Taming expectations

There could be any number of reasons Tame Impala's anticipated debut album InnerSpeaker boasts a track aptly titled Expectations.

With the local music community pinning their hopes on the WA band's success - not to mention serious investment from one the country's leading labels, Modular - musical wunderkind Kevin Parker and company have the weight of the world on their shoulders.

Throw in on-site support from Death in Vegas engineer Tim Holmes and belated mixing input from global super-producer Dave Fridmann (Mercury Rev, the Flaming Lips) and that's not even coming close to the pressure-cooker environment created by the personal standards of Parker.

It's been a tough six months for the Tame Impala frontman but considering the ease and sense of anticipation surrounding his band on a crisp autumn afternoon at their local pub in Fremantle, you'd never have thought it.

When we met last July at the Margaret River studio where the band was recording InnerSpeaker, Parker was in the midst of creative frustration. Stolid and unshaven, he had three days to finish up recording, following three months of seclusion in the breathtaking beachside recording studio, before taking off for a tour of Japan.

The Impala leader had been given the location, the help and equipment to make it work and all he had to contend with was himself. Unsurprisingly, Parker never met his deadline. Instead, it would take another four months and countless recording reconfigurations, in various local studios and a bedroom, before the global release would finally come to fruition.

"He didn't finish it," drummer Jay Watson repeats, as Parker comes up with a plethora of excuses as to why the album will be making its debut during a European summer and not an Australian one.

"It was a lot more difficult than what the second album is," says sucker-for-punishment Parker, who is already looking ahead to their sophomore long-player while the first one has barely hit the press.

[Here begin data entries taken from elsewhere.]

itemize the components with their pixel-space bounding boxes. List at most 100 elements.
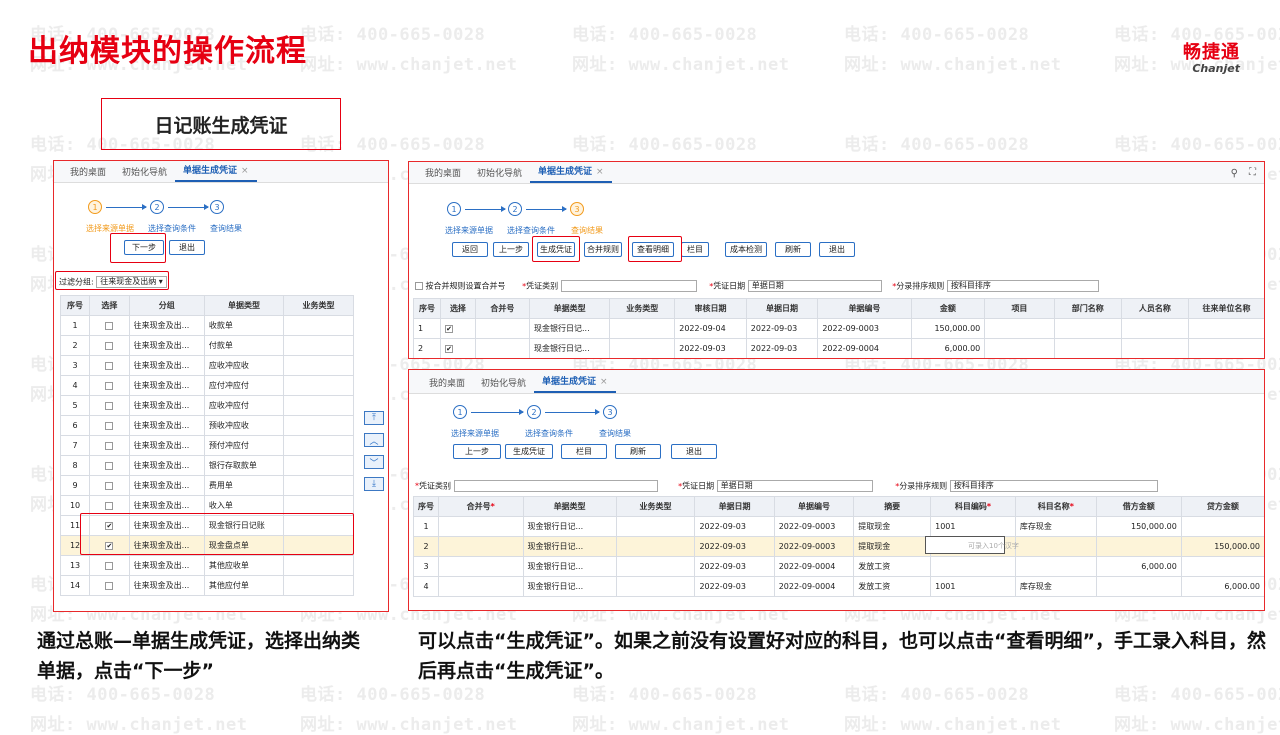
column-header[interactable]: 科目名称*	[1014, 496, 1097, 517]
column-header[interactable]: 序号	[59, 295, 91, 316]
exit-button[interactable]: 退出	[671, 444, 717, 459]
sort-select[interactable]: 按科目排序	[946, 280, 1099, 292]
table-row[interactable]: 1 ✔ 现金银行日记... 2022-09-04 2022-09-03 2022-09-0…	[412, 318, 1264, 339]
column-header[interactable]: 单据编号	[773, 496, 855, 517]
table-row[interactable]: 4 往来现金及出... 应付冲应付	[59, 375, 354, 396]
table-row[interactable]: 2 ✔ 现金银行日记... 2022-09-03 2022-09-03 2022-09-0…	[412, 338, 1264, 358]
generate-voucher-button[interactable]: 生成凭证	[505, 444, 553, 459]
prev-step-button[interactable]: 上一步	[453, 444, 501, 459]
column-header[interactable]: 单据编号	[817, 298, 912, 319]
column-header[interactable]: 往来单位名称	[1188, 298, 1264, 319]
tab-my-desk[interactable]: 我的桌面	[421, 376, 473, 393]
column-header[interactable]: 审核日期	[674, 298, 747, 319]
close-icon[interactable]: ×	[596, 167, 604, 177]
table-row[interactable]: 1 往来现金及出... 收款单	[59, 315, 354, 336]
column-header[interactable]: 单据类型	[522, 496, 617, 517]
table-row[interactable]: 4 现金银行日记... 2022-09-03 2022-09-0004 发放工资 1001…	[413, 576, 1264, 597]
exit-button[interactable]: 退出	[169, 240, 205, 255]
column-header[interactable]: 序号	[412, 298, 442, 319]
close-icon[interactable]: ×	[241, 166, 249, 176]
row-checkbox[interactable]	[89, 355, 130, 376]
row-checkbox[interactable]	[89, 475, 130, 496]
table-cell[interactable]: 库存现金	[1014, 516, 1097, 537]
row-checkbox[interactable]	[89, 455, 130, 476]
row-checkbox[interactable]	[89, 395, 130, 416]
up-icon[interactable]: ︿	[364, 433, 384, 447]
table-row[interactable]: 1 现金银行日记... 2022-09-03 2022-09-0003 提取现金 1001…	[413, 516, 1264, 537]
column-header[interactable]: 金额	[910, 298, 986, 319]
close-icon[interactable]: ×	[600, 377, 608, 387]
row-checkbox[interactable]	[89, 435, 130, 456]
checkbox-icon[interactable]	[105, 421, 114, 430]
row-checkbox[interactable]	[89, 415, 130, 436]
checkbox-icon[interactable]	[105, 481, 114, 490]
refresh-button[interactable]: 刷新	[775, 242, 811, 257]
account-code-input[interactable]: 可录入10个汉字	[925, 536, 1019, 554]
column-header[interactable]: 单据类型	[203, 295, 285, 316]
checkbox-icon[interactable]	[105, 581, 114, 590]
checkbox-icon[interactable]: ✔	[445, 324, 454, 333]
column-header[interactable]: 分组	[128, 295, 205, 316]
column-header[interactable]: 合并号*	[438, 496, 524, 517]
table-row[interactable]: 14 往来现金及出... 其他应付单	[59, 575, 354, 596]
column-header[interactable]: 业务类型	[283, 295, 354, 316]
row-checkbox[interactable]	[89, 315, 130, 336]
merge-rule-button[interactable]: 合并规则	[584, 242, 622, 257]
row-checkbox[interactable]: ✔	[440, 318, 476, 339]
tab-init-nav[interactable]: 初始化导航	[469, 166, 530, 183]
table-cell[interactable]: 1001	[930, 516, 1016, 537]
table-row[interactable]: 2 现金银行日记... 2022-09-03 2022-09-0003 提取现金 150,…	[413, 536, 1264, 557]
tab-voucher-gen[interactable]: 单据生成凭证 ×	[530, 164, 612, 183]
vtype-select[interactable]	[453, 480, 658, 492]
columns-button[interactable]: 栏目	[561, 444, 607, 459]
tab-my-desk[interactable]: 我的桌面	[62, 165, 114, 182]
checkbox-icon[interactable]	[105, 501, 114, 510]
table-cell[interactable]	[930, 556, 1016, 577]
table-row[interactable]: 2 往来现金及出... 付款单	[59, 335, 354, 356]
column-header[interactable]: 项目	[984, 298, 1055, 319]
checkbox-icon[interactable]	[105, 381, 114, 390]
table-row[interactable]: 13 往来现金及出... 其他应收单	[59, 555, 354, 576]
checkbox-icon[interactable]: ✔	[445, 344, 454, 353]
checkbox-icon[interactable]	[105, 341, 114, 350]
refresh-button[interactable]: 刷新	[615, 444, 661, 459]
checkbox-icon[interactable]	[105, 361, 114, 370]
table-cell[interactable]	[1014, 536, 1097, 557]
table-row[interactable]: 3 往来现金及出... 应收冲应收	[59, 355, 354, 376]
table-cell[interactable]: 1001	[930, 576, 1016, 597]
search-icon[interactable]: ⚲	[1231, 168, 1238, 179]
tab-init-nav[interactable]: 初始化导航	[114, 165, 175, 182]
column-header[interactable]: 摘要	[853, 496, 932, 517]
column-header[interactable]: 合并号	[474, 298, 530, 319]
row-checkbox[interactable]	[89, 335, 130, 356]
checkbox-icon[interactable]	[105, 441, 114, 450]
table-row[interactable]: 8 往来现金及出... 银行存取款单	[59, 455, 354, 476]
tab-voucher-gen[interactable]: 单据生成凭证 ×	[175, 163, 257, 182]
cost-check-button[interactable]: 成本检测	[725, 242, 767, 257]
column-header[interactable]: 业务类型	[615, 496, 696, 517]
table-row[interactable]: 7 往来现金及出... 预付冲应付	[59, 435, 354, 456]
column-header[interactable]: 单据日期	[745, 298, 819, 319]
down-icon[interactable]: ﹀	[364, 455, 384, 469]
prev-step-button[interactable]: 上一步	[493, 242, 529, 257]
column-header[interactable]: 单据日期	[694, 496, 775, 517]
row-checkbox[interactable]	[89, 575, 130, 596]
column-header[interactable]: 业务类型	[609, 298, 676, 319]
column-header[interactable]: 单据类型	[528, 298, 611, 319]
row-checkbox[interactable]	[89, 555, 130, 576]
back-button[interactable]: 返回	[452, 242, 488, 257]
columns-button[interactable]: 栏目	[681, 242, 709, 257]
table-cell[interactable]: 库存现金	[1014, 576, 1097, 597]
table-cell[interactable]	[1014, 556, 1097, 577]
sort-select[interactable]: 按科目排序	[949, 480, 1158, 492]
tab-init-nav[interactable]: 初始化导航	[473, 376, 534, 393]
vdate-select[interactable]: 单据日期	[716, 480, 873, 492]
table-row[interactable]: 9 往来现金及出... 费用单	[59, 475, 354, 496]
row-checkbox[interactable]: ✔	[440, 338, 476, 358]
column-header[interactable]: 科目编码*	[930, 496, 1016, 517]
checkbox-icon[interactable]	[105, 321, 114, 330]
double-up-icon[interactable]: ⤒	[364, 411, 384, 425]
checkbox-icon[interactable]	[105, 561, 114, 570]
vtype-select[interactable]	[560, 280, 697, 292]
vdate-select[interactable]: 单据日期	[747, 280, 882, 292]
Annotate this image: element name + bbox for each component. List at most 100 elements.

"When you do an album yourself, you write the songs and you're in a constant seesaw between doubting the songs and thinking the sound is the only thing holding it up and doubting the sounds because the song is the only thing holding it up. That's what puts you at a stalemate with yourself," he chuckles, recalling how much control he exercised over the finished product.

Parker's attention to detail not only extended to composing, recording and playing on the tracks but the final mix and cover art as well. "I had a phone conversation with the artist about what we were looking for and what I was trying to achieve with my Microsoft Paint effort," he laughs. "It wasn't Microsoft Paint but something similar."

Meanwhile, as instrumentals were being recorded right up until December, lyrics were still being written as Parker flew to Fridmann's Tarbox Road Studios in the US to lock off tracks.

"I was thinking, 'We're going to be mixing this song in the next six hours'. I hadn't done any vocals and I didn't have any lyrics; I was literally losing my brain. I'd stop, sit outside in the snow and try to think of lyrics."

For the time being, the worst is behind them, as the band - which also includes guitarist Dom Simper and semi-permanent live bass addition Nick Allbrook - has a national tour and a coveted US support with fellow psych-rock sympathisers MGMT.

As they take a break from rehearsal, the whole band is relaxed and amiable. All friends, associates and accomplished musicians in their own right, the young but no less gifted members maintain a sharp distinction between Tame Impala on record and its live incarnation. Embracing the more organic aspects of performance, their constant evolution echoes a band of self-professed music nerds eager to explore the wide world of melody.

"They swapped because we wanted to sound better," Watson says in his typically candid manner. "It feels more natural this way. Dom was a guitarist initially and me and Nick play together more than the rest of us, so the rhythm section is more telekinetic."

"We're quite comfortable with each other as musicians rather than in having roles because we have all these other bands," adds Parker, who also plays drums for Allbrook and Watson's other band, POND.

In overcoming the hump of a difficult first album, Parker is looking forward to the future and confident the next one won't be so torturous.

"Up until a couple of months ago, I thought the album was the worst thing ever because I'd listened to it so many times. I broke down on my own on numerous occasions and I thought it was s…," he reveals. "Now I quite like it."

InnerSpeaker is out May 21. Tame Impala play Metropolis Fremantle on May 27, supported by the Silents. Tickets from Heatseeker outlets.